If you disagree with an insurer’s decision: complaint pathways
Disputes can arise over premiums, exclusions, or whether a claim is covered—particularly where underwriting and disclosure intersect. If a consumer has a dispute and the insurer has not adequately addressed it, different complaint pathways apply depending on the product:
- For life insurance or travel insurance, complaints can be made to the Australian Financial Complaints Authority.
- For private health insurance, complaints can be made to the Commonwealth Ombudsman.
Key points to remember when applying
Across all product types, the safest approach is to treat application questions as important and to answer them honestly. The consequences of misleading disclosure can be especially severe in life insurance, where fraudulent nondisclosure can void a policy and lead to forfeited premiums.

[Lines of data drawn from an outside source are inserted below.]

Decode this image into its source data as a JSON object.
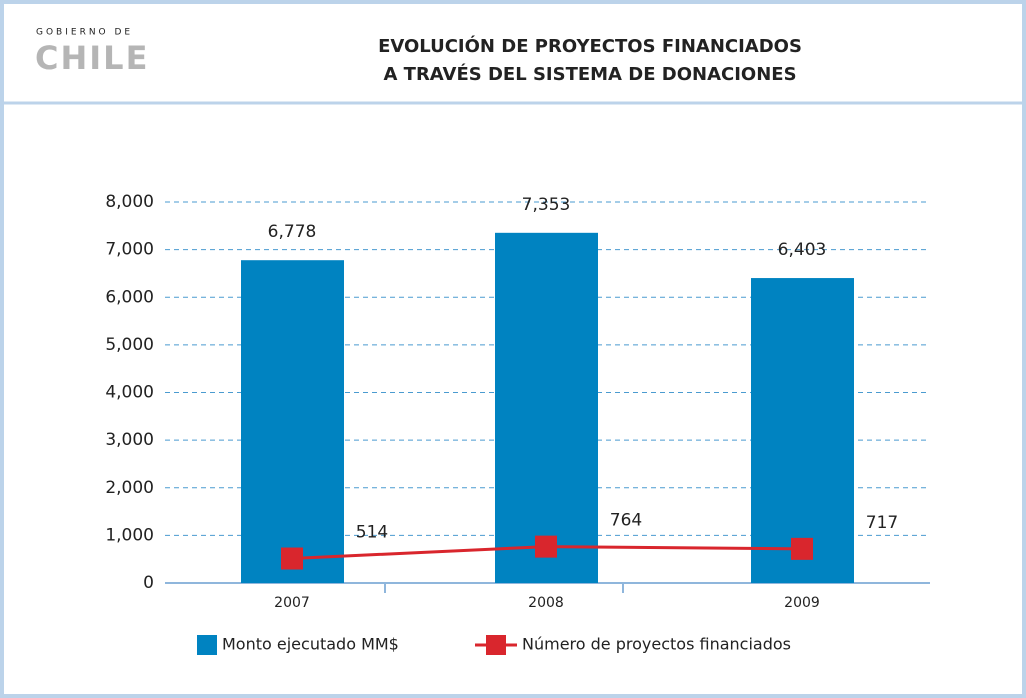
{
  "logo": {
    "top": "GOBIERNO DE",
    "main": "CHILE"
  },
  "chart_data": {
    "type": "bar",
    "title": [
      "EVOLUCIÓN DE PROYECTOS FINANCIADOS",
      "A TRAVÉS DEL SISTEMA DE DONACIONES"
    ],
    "categories": [
      "2007",
      "2008",
      "2009"
    ],
    "series": [
      {
        "name": "Monto ejecutado MM$",
        "type": "bar",
        "color": "#0083c1",
        "values": [
          6778,
          7353,
          6403
        ],
        "value_labels": [
          "6,778",
          "7,353",
          "6,403"
        ]
      },
      {
        "name": "Número de proyectos financiados",
        "type": "line",
        "color": "#d9262d",
        "values": [
          514,
          764,
          717
        ]
      }
    ],
    "ylim": [
      0,
      8000
    ],
    "yticks": [
      0,
      {
        "value": 1000,
        "label": "1,000"
      },
      {
        "value": 2000,
        "label": "2,000"
      },
      {
        "value": 3000,
        "label": "3,000"
      },
      {
        "value": 4000,
        "label": "4,000"
      },
      {
        "value": 5000,
        "label": "5,000"
      },
      {
        "value": 6000,
        "label": "6,000"
      },
      {
        "value": 7000,
        "label": "7,000"
      },
      {
        "value": 8000,
        "label": "8,000"
      }
    ],
    "grid": true,
    "legend": "bottom"
  }
}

At the same time, consumers should be aware that the rules are not uniform. The forthcoming life insurance ban on using protected genetic information is a targeted reform: it changes what life insurers can do with predictive genetic results in underwriting for new contracts, but it does not remove the relevance of diagnoses or family history, and it does not apply to travel insurance. In private health insurance, community rating limits pricing and acceptance decisions based on health risk, but waiting periods—and how certain genetic findings are classified—remain a critical practical issue where clearer guidance may still be needed.